Coulomb's Law describes the force between two point charges. In a vacuum, the force is given by:
```
F = k * q1 * q2 / r^2
```
where:
* F is the electrostatic force
* k is Coulomb's constant (approximately 8.98755 × 10^9 N⋅m^2/C^2)
* q1 and q2 are the magnitudes of the charges
* r is the distance between the charges
When a medium (like air, water, or a dielectric material) is present between the charges, the force between them is modified. The reason is that the medium's constituent particles (atoms or molecules) can be polarized by the electric field of the charges. This polarization creates an opposing electric field within the medium, which effectively reduces the net electric field experienced by the charges.
The effect of the medium is captured by a quantity called the permittivity (ε). It's a measure of how easily a medium can be polarized. The permittivity of vacuum is denoted as ε₀ (approximately 8.854187817... × 10^-12 F/m).
The modified Coulomb's Law in a medium is:
```
F = k * q1 * q2 / (ε * r^2)
```
Key Points:
* Higher permittivity means a weaker force: The force between charges decreases as the permittivity of the medium increases.
* Dielectric constant: The relative permittivity (ε_r) is the ratio of the permittivity of the medium to the permittivity of vacuum (ε_r = ε / ε₀).
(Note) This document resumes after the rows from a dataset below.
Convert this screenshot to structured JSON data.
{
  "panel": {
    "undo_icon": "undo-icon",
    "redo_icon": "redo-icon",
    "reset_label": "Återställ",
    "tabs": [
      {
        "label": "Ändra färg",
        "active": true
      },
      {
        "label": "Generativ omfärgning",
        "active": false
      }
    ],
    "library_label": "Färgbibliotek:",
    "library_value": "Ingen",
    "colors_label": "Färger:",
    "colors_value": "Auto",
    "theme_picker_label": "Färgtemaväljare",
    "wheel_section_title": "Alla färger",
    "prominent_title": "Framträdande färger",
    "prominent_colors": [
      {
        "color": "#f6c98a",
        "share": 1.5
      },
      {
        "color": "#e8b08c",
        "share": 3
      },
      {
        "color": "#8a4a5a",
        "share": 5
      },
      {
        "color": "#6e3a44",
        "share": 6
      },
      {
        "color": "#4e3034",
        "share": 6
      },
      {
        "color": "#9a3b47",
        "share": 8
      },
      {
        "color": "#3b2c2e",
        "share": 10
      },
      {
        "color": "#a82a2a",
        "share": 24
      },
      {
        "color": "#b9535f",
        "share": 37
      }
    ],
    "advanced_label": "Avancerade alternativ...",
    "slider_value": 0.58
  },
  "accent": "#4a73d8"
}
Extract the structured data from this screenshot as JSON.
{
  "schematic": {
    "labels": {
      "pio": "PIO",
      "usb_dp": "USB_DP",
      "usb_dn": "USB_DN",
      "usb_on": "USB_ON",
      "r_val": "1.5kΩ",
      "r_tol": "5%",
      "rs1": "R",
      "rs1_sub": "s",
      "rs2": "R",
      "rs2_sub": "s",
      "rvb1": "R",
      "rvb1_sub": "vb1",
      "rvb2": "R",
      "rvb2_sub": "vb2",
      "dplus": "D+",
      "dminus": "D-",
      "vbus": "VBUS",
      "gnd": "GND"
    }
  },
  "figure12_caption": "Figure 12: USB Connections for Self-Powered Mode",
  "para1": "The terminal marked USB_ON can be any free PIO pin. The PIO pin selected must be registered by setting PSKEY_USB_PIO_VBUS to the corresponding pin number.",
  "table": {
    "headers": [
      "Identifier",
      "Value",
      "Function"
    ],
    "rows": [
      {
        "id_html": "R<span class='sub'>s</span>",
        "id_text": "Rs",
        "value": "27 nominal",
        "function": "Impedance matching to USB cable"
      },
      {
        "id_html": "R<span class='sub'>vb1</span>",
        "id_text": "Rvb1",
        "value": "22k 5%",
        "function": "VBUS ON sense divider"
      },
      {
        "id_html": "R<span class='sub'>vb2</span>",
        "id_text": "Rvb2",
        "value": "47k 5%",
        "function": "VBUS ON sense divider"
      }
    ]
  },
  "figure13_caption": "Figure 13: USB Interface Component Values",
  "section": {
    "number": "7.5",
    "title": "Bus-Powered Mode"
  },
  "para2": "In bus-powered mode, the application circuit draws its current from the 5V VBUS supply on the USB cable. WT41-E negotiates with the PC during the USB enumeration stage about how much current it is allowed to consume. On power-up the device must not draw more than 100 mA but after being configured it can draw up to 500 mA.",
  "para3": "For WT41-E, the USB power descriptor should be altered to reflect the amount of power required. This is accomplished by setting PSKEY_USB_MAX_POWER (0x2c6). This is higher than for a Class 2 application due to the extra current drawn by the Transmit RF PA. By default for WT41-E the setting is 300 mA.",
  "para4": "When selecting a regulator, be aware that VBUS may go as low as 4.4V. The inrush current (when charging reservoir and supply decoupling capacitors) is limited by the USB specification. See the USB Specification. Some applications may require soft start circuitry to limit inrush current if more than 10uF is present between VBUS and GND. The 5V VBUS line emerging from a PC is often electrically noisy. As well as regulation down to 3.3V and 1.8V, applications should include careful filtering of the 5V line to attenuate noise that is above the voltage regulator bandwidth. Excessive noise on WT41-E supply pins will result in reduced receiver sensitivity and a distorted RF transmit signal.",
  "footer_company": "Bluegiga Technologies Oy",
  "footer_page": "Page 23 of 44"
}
This dimensionless quantity tells us how much stronger or weaker the force is compared to the force in a vacuum.
* Common examples:
* Air has a relative permittivity of about 1.00059, meaning the force is almost the same as in a vacuum.
* Water has a relative permittivity of about 80, so the force between charges in water is significantly reduced.
In summary, the presence of a medium between charges affects the force between them by reducing it. This effect is quantified by the permittivity of the medium, which reflects its ability to be polarized.